Die ersten paar Kilometer verlaufen einige Routenführungen parallel. Erst als sich die Wege teilen, begegnen wir immer weniger Wanderern und ein paar wenigen Bikern, die Ihre Fahrräder viele unendlich steile Anstiege und unwegsame Passagen tragen müssen. Fabrizio und ich verstehen den Reiz dieser sportlichen Gratwanderung nicht. Denn einmal auf dem Gipfel angelangt, wagen sie ihren heilen Hals, indem sie sich die fast senkrecht abfallenden rutschigen und engen Pfade wie Falken hinabstürzen.

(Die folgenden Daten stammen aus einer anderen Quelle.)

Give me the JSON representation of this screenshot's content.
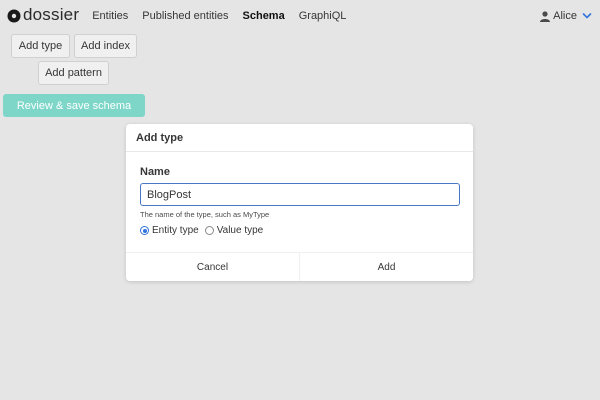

Das stundenlange durchstreifen dieser wunderbaren und abwechslungsreichen Natur löst eine beinahe meditative Ruhr in uns aus. Wir geniessen die Weite, die abwechslungsreiche Natur und die Ruhe, die nur durch den stark pfeifenden Wind beeinträchtigt wird. Worte wechseln wir nur wenige. Nach etwa 5 ½ Stunden sehen wir in der Ebene Landamannalaugar vor uns auftauchen. Nun beginnt der Wettlauf um den Dusch-Time-Slot für Camper. Sabine durchquert das steinige unendlich breite Flussbett im Laufschritt. Fabrizio folgt mit langen Schritten. Um 17.45 Uhr hält Sabine den Lohn für unsere Anstrengung in den Händen, zwei Duschtickets, die wir bis 18.00 Uhr mit Genuss einlösen werden.